The spirit of capitalism, 2000 - emotional maturity of adults
Public Interest, Wntr, 2000 by David Bosworth
The new majority
But is it fair to use two such extreme examples as somehow representative of the nation's immaturity? Society, after all, officially condemned the couple (they were pilloried in the press, convicted of neglect, and lost custody of their children), and the court finally refused the dying consultant's request. Yet, although these individuals did transgress the borders of permissible behavior, their ways of thinking are, alas, not that far removed from the newly emerging cultural norms. Middle-class children are left on their own every day in postindustrial America, often by parents who are off satisfying their "own needs" as defined ever more expansively (and expensively) by our consumer economy; and the denial of death is an urgent and still burgeoning industry here. Millions of medical dollars are spent mechanically prolonging the lives of the mortally comatose and thousands of puffy words expended avoiding the pronouncement of the one-word sentence we all must share: i.e., death. Although our movies are not orious for their abundant body counts, our own real-life relation to the inescapable fact of our mortality is best captured by the perhaps apocryphal octogenarian lady who, when informed that she was dying, responded plaintively: "Why me?"

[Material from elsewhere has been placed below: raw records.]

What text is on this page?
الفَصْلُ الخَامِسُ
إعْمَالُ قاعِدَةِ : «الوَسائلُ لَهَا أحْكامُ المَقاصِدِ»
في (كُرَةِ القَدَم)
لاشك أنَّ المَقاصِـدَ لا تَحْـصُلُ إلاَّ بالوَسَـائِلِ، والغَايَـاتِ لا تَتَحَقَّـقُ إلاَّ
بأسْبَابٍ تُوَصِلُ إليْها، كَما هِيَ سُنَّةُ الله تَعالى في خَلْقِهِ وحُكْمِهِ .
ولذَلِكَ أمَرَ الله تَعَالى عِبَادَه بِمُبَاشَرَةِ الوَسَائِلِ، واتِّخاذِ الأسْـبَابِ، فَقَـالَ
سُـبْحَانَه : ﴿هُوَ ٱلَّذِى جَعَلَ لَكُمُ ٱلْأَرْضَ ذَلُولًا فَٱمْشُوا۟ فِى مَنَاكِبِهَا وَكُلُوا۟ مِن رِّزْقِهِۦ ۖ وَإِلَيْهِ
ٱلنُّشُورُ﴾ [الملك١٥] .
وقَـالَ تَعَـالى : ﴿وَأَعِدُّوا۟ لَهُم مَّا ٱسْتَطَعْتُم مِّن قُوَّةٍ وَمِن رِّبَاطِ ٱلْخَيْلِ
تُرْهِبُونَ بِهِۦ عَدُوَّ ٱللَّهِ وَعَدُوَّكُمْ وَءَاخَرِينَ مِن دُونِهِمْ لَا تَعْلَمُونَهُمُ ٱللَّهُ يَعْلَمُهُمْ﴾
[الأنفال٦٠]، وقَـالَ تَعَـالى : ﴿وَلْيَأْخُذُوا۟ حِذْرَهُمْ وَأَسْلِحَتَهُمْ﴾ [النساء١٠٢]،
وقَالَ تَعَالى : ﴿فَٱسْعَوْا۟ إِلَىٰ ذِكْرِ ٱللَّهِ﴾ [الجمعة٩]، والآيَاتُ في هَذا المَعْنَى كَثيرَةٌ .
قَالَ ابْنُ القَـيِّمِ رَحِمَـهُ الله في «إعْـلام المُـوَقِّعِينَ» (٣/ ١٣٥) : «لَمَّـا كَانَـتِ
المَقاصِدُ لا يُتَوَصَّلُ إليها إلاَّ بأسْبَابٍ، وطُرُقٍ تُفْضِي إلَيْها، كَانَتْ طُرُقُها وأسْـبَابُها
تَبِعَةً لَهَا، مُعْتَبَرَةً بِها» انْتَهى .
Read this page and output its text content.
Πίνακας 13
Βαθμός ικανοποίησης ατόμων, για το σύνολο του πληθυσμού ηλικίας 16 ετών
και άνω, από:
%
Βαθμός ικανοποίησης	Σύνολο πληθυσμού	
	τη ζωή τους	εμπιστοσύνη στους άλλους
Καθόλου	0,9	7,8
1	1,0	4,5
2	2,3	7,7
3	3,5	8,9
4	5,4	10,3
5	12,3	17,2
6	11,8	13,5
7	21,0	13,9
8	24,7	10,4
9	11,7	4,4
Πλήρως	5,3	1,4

It is crucial to note, too, that such delusions are by no means limited to the uneducated or to a willfully superstitious laity. Supposedly serious scientists, associated with prestigious institutions like M.I.T.'s Media Lab, continue to make claims that we shall eventually invent our way into an actual immortality. (True to the ruling philosophy of the day, these claims are of two schools: the rationalists, like Hans Moravec from Carnegie Mellon, who believe that we will eventually "download" our individual minds into computers and, enacting a Cartesian escape from our merely mortal flesh, live forever as continuously evolving "software"; and the more traditional materialists who still focus on perfecting the flesh itself through drug protocols and genetic engineering.) Nor do political affiliation or philosophy seem to exempt one from these now pandemic temptations to immature behavior. Republican, Democrat, and Independent alike invest in cosmetic surgery, throw adolescent road-rage fits, flatter their "i nner child," variously defined, to the detriment of their actual children.
I open with this complementary pair of incidents, then, because I believe they illustrate my larger point: The behavior that disturbs us now is very broadbased and is performed by men and women of the middle class, by "us," exercising our freedom of choice as directed implicitly and explicitly by the values of our postindustrial economy-an economy that increasingly encloses and invades the everyday lives of both liberals and conservatives. Although most of us still cling to the traditional rhetoric of religious and civic responsibility, which has long counterbalanced America's radical experiment in individual liberty, these incidents illustrate the ways in which we have been drawn, often unconsciously, toward entirely different schedules of ideal behavior, schedules hostile to both the temper and the habits of a democratic community. That is to say, what we actually believe and what we think we believe no longer mesh. While some of that discrepancy may be attributable to an intentional deception-i.e., to the self-conscious hypocrisy that the opposing critics in our culture wars love to dissect-much of it occurs below the level of articulate self-awareness, Such a claim, that these destructive changes are both ubiquitous and largely unconscious, strongly suggests that, even as we admit the urgency of the problem, we ought to tone down the partisan scorn that has come to characterize these analyses. It also poses the grand question that haunts all our current cultural conflicts: Exactly how has our behavior shifted so dramatically without our self-conscious knowledge or consent?